Nos itens S a U das conclusões a Recorrente sustenta a incompetência do Gestor do POSI para ordenar a devolução de €201.907,08 de ajuda comunitária já recebida no âmbito do Projecto A... Digital.
1. reserva de revogação - acto constitutivo de direitos – acto precário - direito europeu;
O despacho de 03.04.2002 do Ministro da Ciência e Tecnologia constitui o acto de aprovação da candidatura da Recorrente ao Programa Operacional Sociedade das Informação (POSI) e de comparticipação em €357.254,00 no financiamento do Projecto A... Digital apresentado pela Recorrente em 23.01.2002, sendo o POSI um programa aprovado pela Comissão Europeia em 28.07.2000 - vd. itens 1, 9, 10, 11 e 12 do probatório.

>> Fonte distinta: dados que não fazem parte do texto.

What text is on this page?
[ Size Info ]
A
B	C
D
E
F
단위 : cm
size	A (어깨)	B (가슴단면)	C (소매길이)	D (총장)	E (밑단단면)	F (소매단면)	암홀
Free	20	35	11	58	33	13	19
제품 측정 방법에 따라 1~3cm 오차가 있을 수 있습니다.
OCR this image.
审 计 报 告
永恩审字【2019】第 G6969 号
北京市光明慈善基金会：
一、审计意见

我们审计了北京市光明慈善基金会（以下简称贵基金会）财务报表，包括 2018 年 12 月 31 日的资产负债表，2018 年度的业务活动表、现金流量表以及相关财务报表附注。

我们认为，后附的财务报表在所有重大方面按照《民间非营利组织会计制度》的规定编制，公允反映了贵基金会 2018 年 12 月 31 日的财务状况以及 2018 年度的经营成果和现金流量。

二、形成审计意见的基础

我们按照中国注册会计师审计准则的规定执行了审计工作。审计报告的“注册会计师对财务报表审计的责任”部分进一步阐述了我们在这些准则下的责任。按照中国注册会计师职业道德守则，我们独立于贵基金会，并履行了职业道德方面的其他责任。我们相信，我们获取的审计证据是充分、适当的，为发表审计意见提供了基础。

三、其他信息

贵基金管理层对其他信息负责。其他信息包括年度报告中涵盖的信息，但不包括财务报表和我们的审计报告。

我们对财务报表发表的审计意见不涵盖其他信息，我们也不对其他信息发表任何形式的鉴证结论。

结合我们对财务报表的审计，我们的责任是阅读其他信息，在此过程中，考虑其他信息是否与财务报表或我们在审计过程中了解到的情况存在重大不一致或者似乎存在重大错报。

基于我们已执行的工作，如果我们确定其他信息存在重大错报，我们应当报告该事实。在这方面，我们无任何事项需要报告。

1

A referida comparticipação financeira de €357.254,00 atribuída pelo despacho de 03.04.2002 do Ministro da Ciência e Tecnologia foi rectificada para €497.316 por despacho de 06.08.2002 do Ministro-Adjunto do Primeiro Ministro - vd. item 13 do probatório.
As comparticipações financeiras atribuídas em sede de POSI constituem fundos públicos, no caso concreto financiados numa parte pelo FEDER – Fundo Europeu de Desenvolvimento Regional (€282.227) e noutra (€215.089) pelo Orçamento do Estado (Ministério da Ciência e Tecnologia) – vide Termo de Aceitação, item 14 do probatório e fls. 84/86 do processo físico.
A aplicação das comparticipações financeiras atribuídas aos beneficiários está sujeita a fiscalização correctiva dos montantes atribuídos nos projectos financiados, conforme pressupostos determinativos da competência e objecto do procedimento de controlo a três níveis dos actos de fiscalização da candidatura e concessão do financiamento no âmbito do Sistema Nacional de Controlo do III Quadro Comunitário de Apoio (QCA III) para o período de 2000-2006, nos termos do Regulamento (CE) nº 1260/99 do Conselho, de 21.06 consagrado no DL 54-A/2000, 07.04 e regulado no DL nº 168º/2001, 25.05 (Sistema Nacional de Controlo) – vd. item 19 do probatório.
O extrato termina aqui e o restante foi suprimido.